THE TREATMENT OF CARDIAC DROPSY

While it is quite certain that many lives have been sacrificed to the failure to understand this phase of cardiac therapy, it is equally certain that many lives have been sacrificed because of insufficient dosage, and one can steer a safe course between these dangers only by using the best known preparation available; and in the present state of our knowledge it is indisputable that digitalis and the tincture of digitalis are best suited for the treatment of cardiac disease except in those few cases in which intramuscular or intravenous administration must be employed temporarily for immediate effect.

The secret of prescribing successfully for the relief of dropsy in cardiac disease consists in understanding the effects of digitalis on the heart, in administering it until these effects indicate that the desired object has been obtained, and stopping, or interrupting, the administration at that point until the effects begin to wear off. Cumulation, so called, is a positive advantage in such cases. It merely means that the desired therapeutic effects once induced persist for a time, and that further medication is unnecessary during such persistence of action. Eggleston has recently shown (Arch. Int. Med. 16:1 [July] 1915; abstr., J. A. M. A. 44:459 [July 31] 1915) that the full therapeutic effects of digitalis can be induced in suitable cases within a few hours even with oral administration.

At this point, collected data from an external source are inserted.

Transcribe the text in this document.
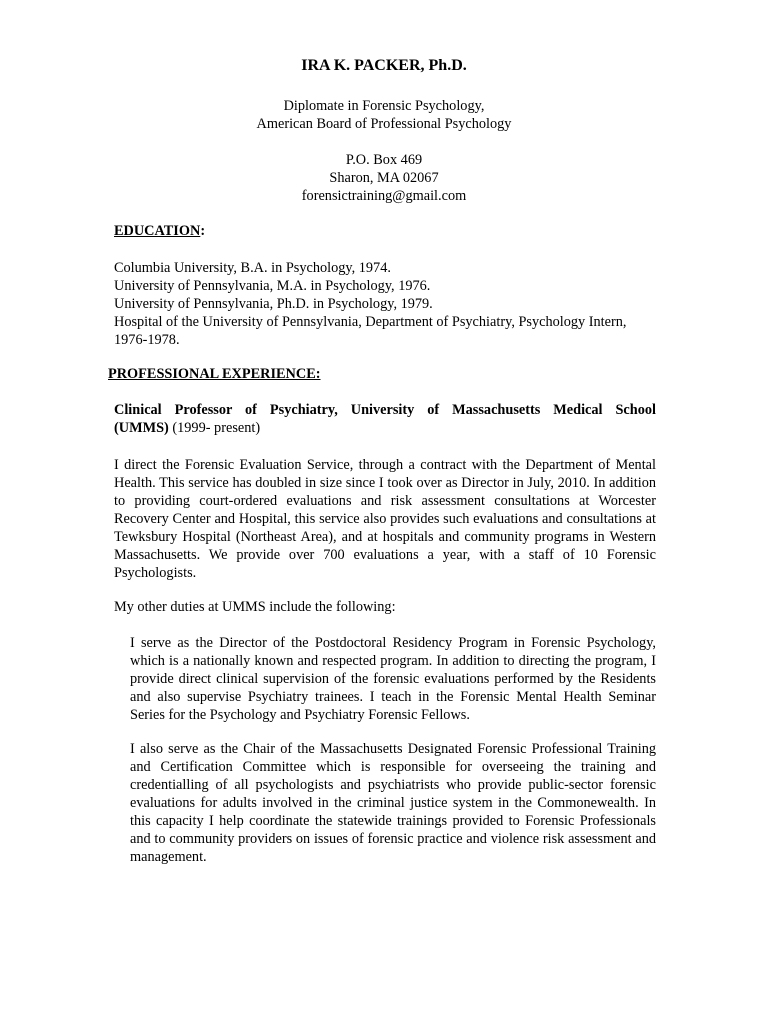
IRA K. PACKER, Ph.D.
Diplomate in Forensic Psychology,
American Board of Professional Psychology
P.O. Box 469
Sharon, MA 02067
forensictraining@gmail.com
EDUCATION:
Columbia University, B.A. in Psychology, 1974.
University of Pennsylvania, M.A. in Psychology, 1976.
University of Pennsylvania, Ph.D. in Psychology, 1979.
Hospital of the University of Pennsylvania, Department of Psychiatry, Psychology Intern,
1976-1978.
PROFESSIONAL EXPERIENCE:
Clinical Professor of Psychiatry, University of Massachusetts Medical School
(UMMS) (1999- present)
I direct the Forensic Evaluation Service, through a contract with the Department of Mental Health. This service has doubled in size since I took over as Director in July, 2010. In addition to providing court-ordered evaluations and risk assessment consultations at Worcester Recovery Center and Hospital, this service also provides such evaluations and consultations at Tewksbury Hospital (Northeast Area), and at hospitals and community programs in Western Massachusetts. We provide over 700 evaluations a year, with a staff of 10 Forensic Psychologists.
My other duties at UMMS include the following:
I serve as the Director of the Postdoctoral Residency Program in Forensic Psychology, which is a nationally known and respected program. In addition to directing the program, I provide direct clinical supervision of the forensic evaluations performed by the Residents and also supervise Psychiatry trainees. I teach in the Forensic Mental Health Seminar Series for the Psychology and Psychiatry Forensic Fellows.
I also serve as the Chair of the Massachusetts Designated Forensic Professional Training and Certification Committee which is responsible for overseeing the training and credentialling of all psychologists and psychiatrists who provide public-sector forensic evaluations for adults involved in the criminal justice system in the Commonewealth. In this capacity I help coordinate the statewide trainings provided to Forensic Professionals and to community providers on issues of forensic practice and violence risk assessment and management.
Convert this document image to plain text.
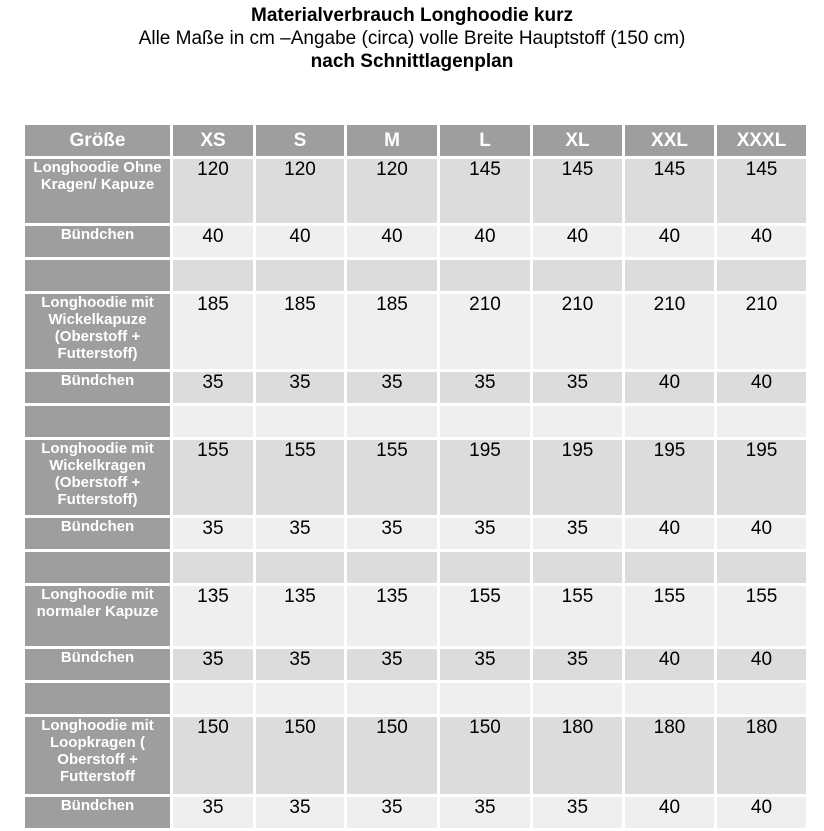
Materialverbrauch Longhoodie kurz
Alle Maße in cm –Angabe (circa) volle Breite Hauptstoff (150 cm)
nach Schnittlagenplan
Größe	XS	S	M	L	XL	XXL	XXXL
Longhoodie Ohne Kragen/ Kapuze	120	120	120	145	145	145	145
Bündchen	40	40	40	40	40	40	40

Longhoodie mit Wickelkapuze (Oberstoff + Futterstoff)	185	185	185	210	210	210	210
Bündchen	35	35	35	35	35	40	40

Longhoodie mit Wickelkragen (Oberstoff + Futterstoff)	155	155	155	195	195	195	195
Bündchen	35	35	35	35	35	40	40

Longhoodie mit normaler Kapuze	135	135	135	155	155	155	155
Bündchen	35	35	35	35	35	40	40

Longhoodie mit Loopkragen ( Oberstoff + Futterstoff	150	150	150	150	180	180	180
Bündchen	35	35	35	35	35	40	40
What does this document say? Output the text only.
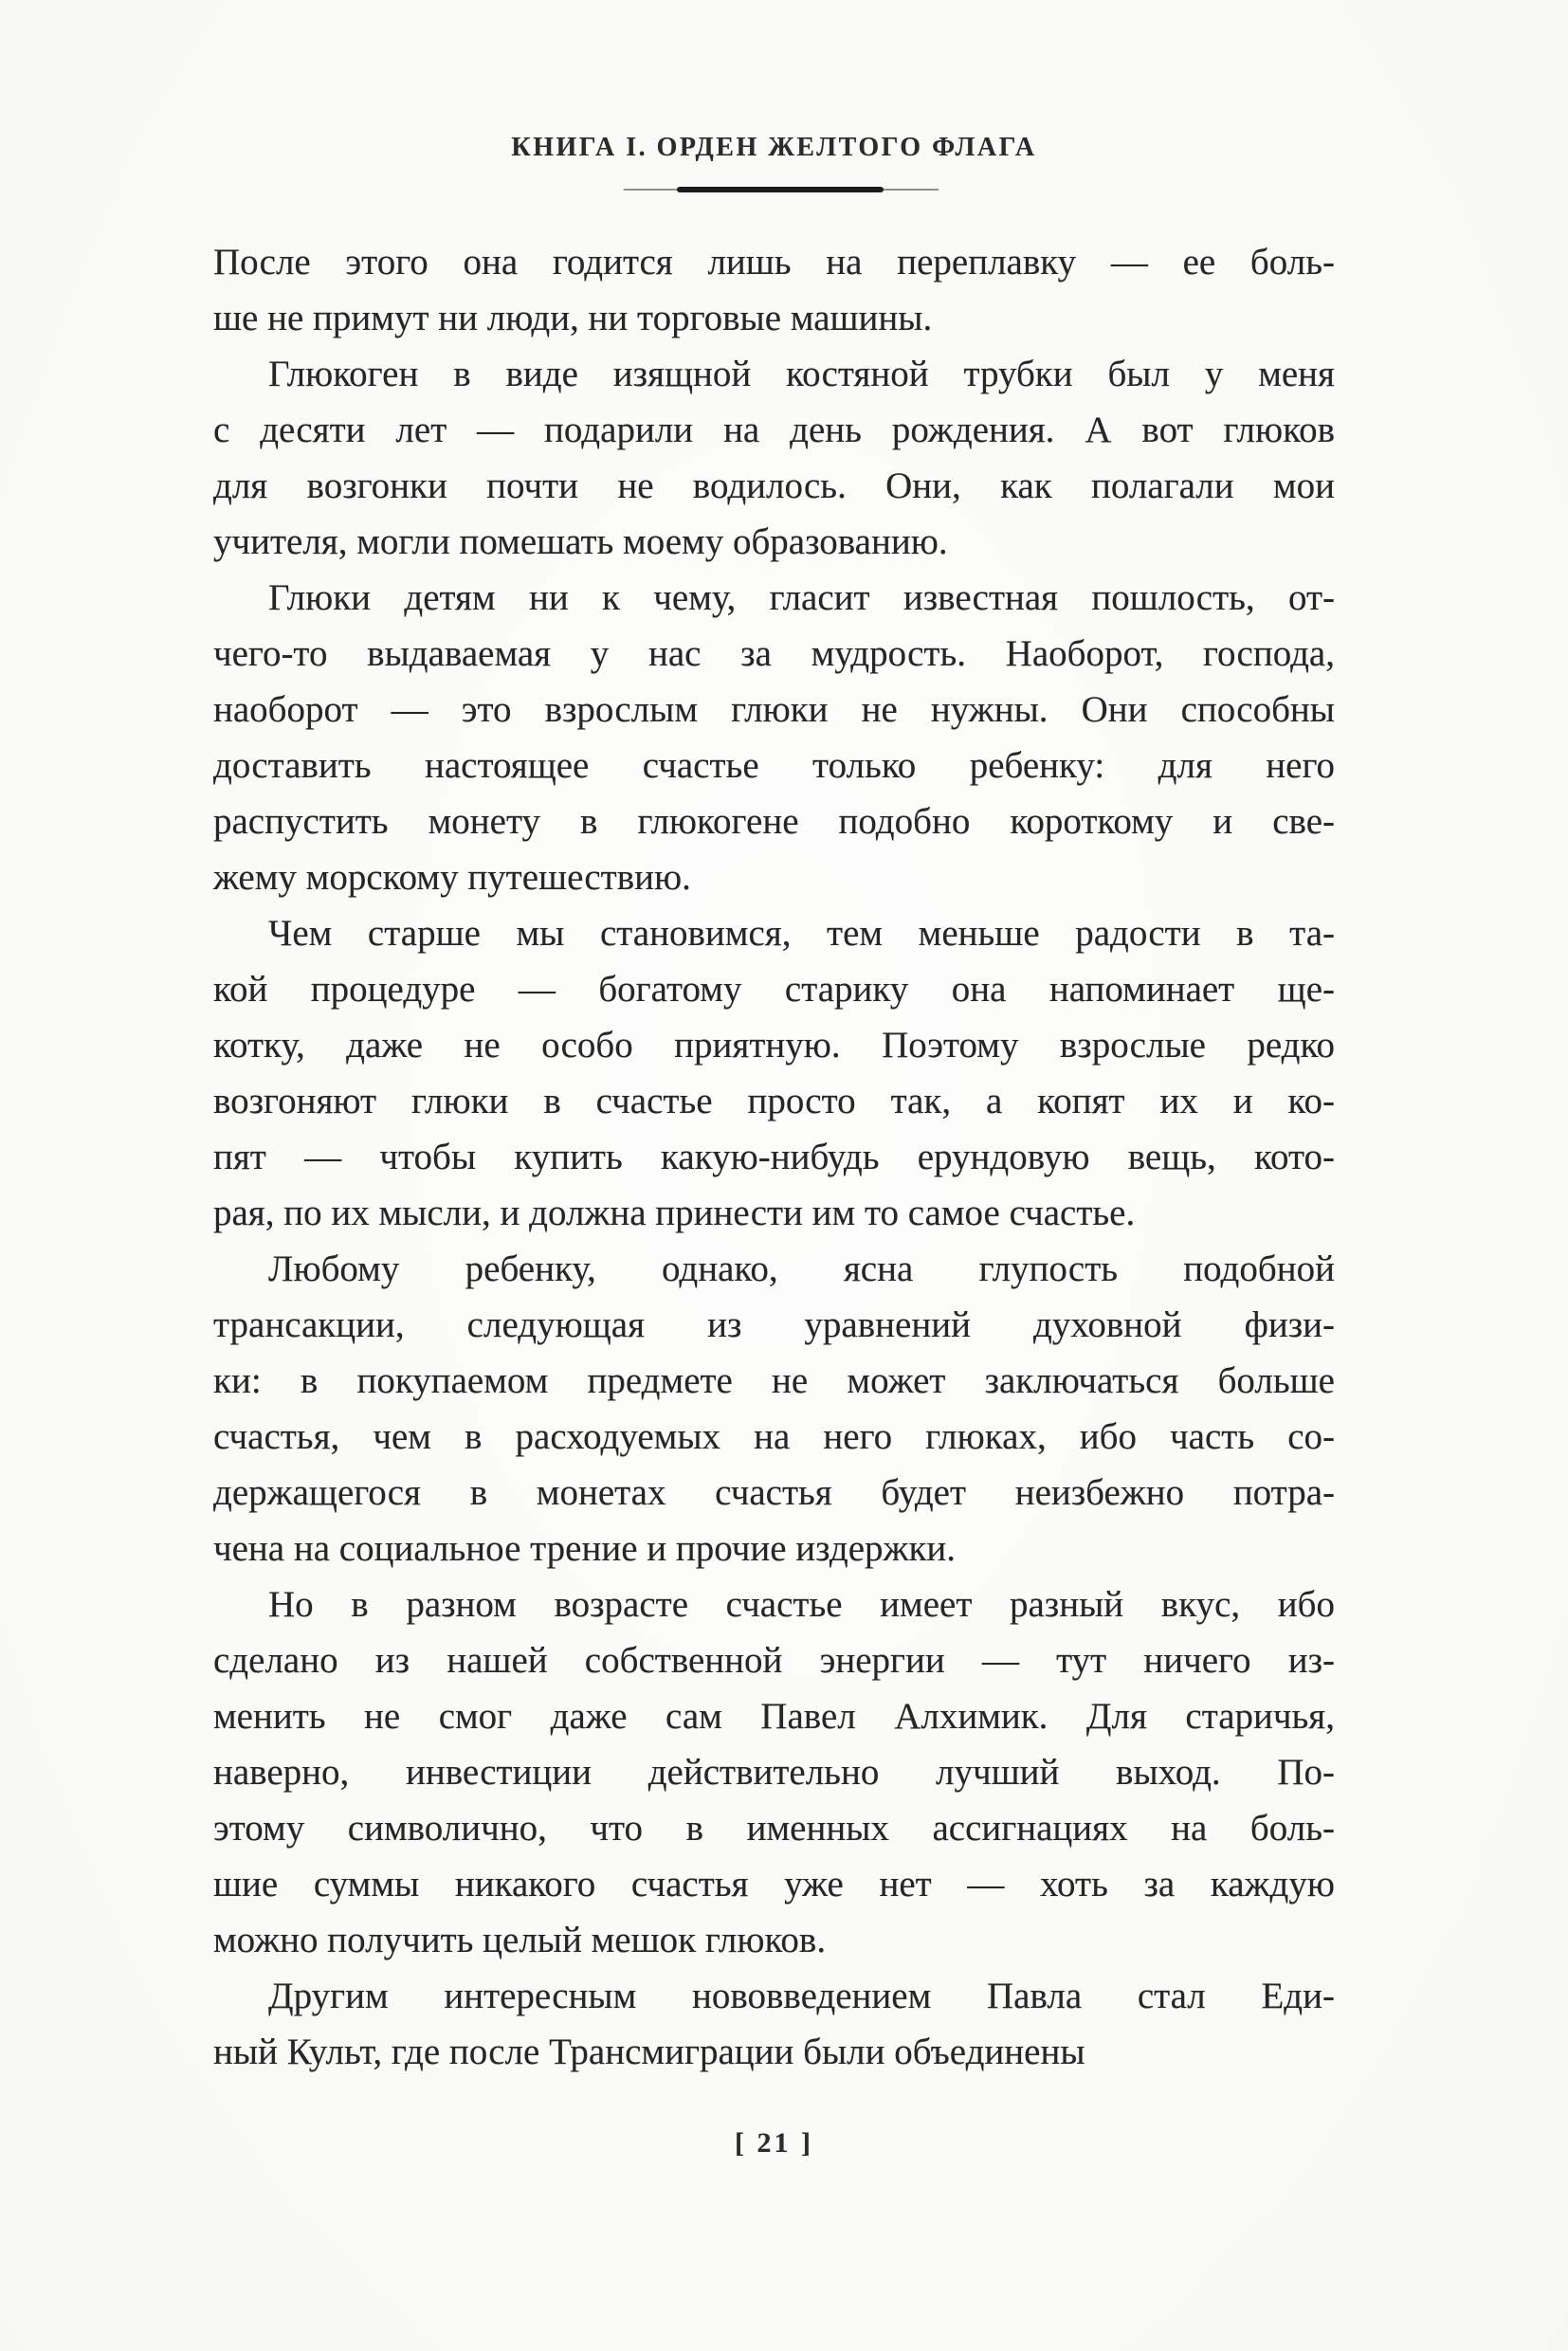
КНИГА I. ОРДЕН ЖЕЛТОГО ФЛАГА
После этого она годится лишь на переплавку — ее боль-
ше не примут ни люди, ни торговые машины.
Глюкоген в виде изящной костяной трубки был у меня
с десяти лет — подарили на день рождения. А вот глюков
для возгонки почти не водилось. Они, как полагали мои
учителя, могли помешать моему образованию.
Глюки детям ни к чему, гласит известная пошлость, от-
чего-то выдаваемая у нас за мудрость. Наоборот, господа,
наоборот — это взрослым глюки не нужны. Они способны
доставить настоящее счастье только ребенку: для него
распустить монету в глюкогене подобно короткому и све-
жему морскому путешествию.
Чем старше мы становимся, тем меньше радости в та-
кой процедуре — богатому старику она напоминает ще-
котку, даже не особо приятную. Поэтому взрослые редко
возгоняют глюки в счастье просто так, а копят их и ко-
пят — чтобы купить какую-нибудь ерундовую вещь, кото-
рая, по их мысли, и должна принести им то самое счастье.
Любому ребенку, однако, ясна глупость подобной
трансакции, следующая из уравнений духовной физи-
ки: в покупаемом предмете не может заключаться больше
счастья, чем в расходуемых на него глюках, ибо часть со-
держащегося в монетах счастья будет неизбежно потра-
чена на социальное трение и прочие издержки.
Но в разном возрасте счастье имеет разный вкус, ибо
сделано из нашей собственной энергии — тут ничего из-
менить не смог даже сам Павел Алхимик. Для старичья,
наверно, инвестиции действительно лучший выход. По-
этому символично, что в именных ассигнациях на боль-
шие суммы никакого счастья уже нет — хоть за каждую
можно получить целый мешок глюков.
Другим интересным нововведением Павла стал Еди-
ный Культ, где после Трансмиграции были объединены
[ 21 ]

We are not aware of a single publication in which a careful, detailed clinical study of Anasarcin has been reported. The claims made for Anasarcin, past and present, indicate either a deliberate purpose to mislead or crass ignorance of the rudiments of pharmacology and therapeutics. The exploiters of the nostrum claim that thousands of physicians have found Anasarcin tablets of unsurpassed remedial value in the treatment of disorders of the circulatory system and of ascitic conditions.[244] It must be admitted that too many physicians have prescribed Anasarcin, otherwise the manufacturers would not have continued to spend thousands of dollars in advertising it in medical journals during a period of more than ten years.

Doctor, this article is meant to be a candid discussion with you, whether you use Anasarcin or not, because every clinician is vitally interested in the customs that obtain in the practice of medicine, and we wish to put a hypothetic question to you. Answer it, at least to yourself, in exactly the spirit in which it is put. Suppose that you prescribe Anasarcin for a patient who is critically ill with cardiac disease. He dies. Are you willing to tell the relatives frankly just what you used and the nature of the evidence on which you based your choice of this nostrum? Let the supposition be carried further and say that the case was hopeless, and agree that digitalis and all other drugs would have been equally ineffective. Granting all this, would your explanation satisfy? Would you in all candor dare to offer such an explanation? Try it as a hypothetic case before you are forced to apply it.—(From The Journal A. M. A., Dec. 8, 1917.)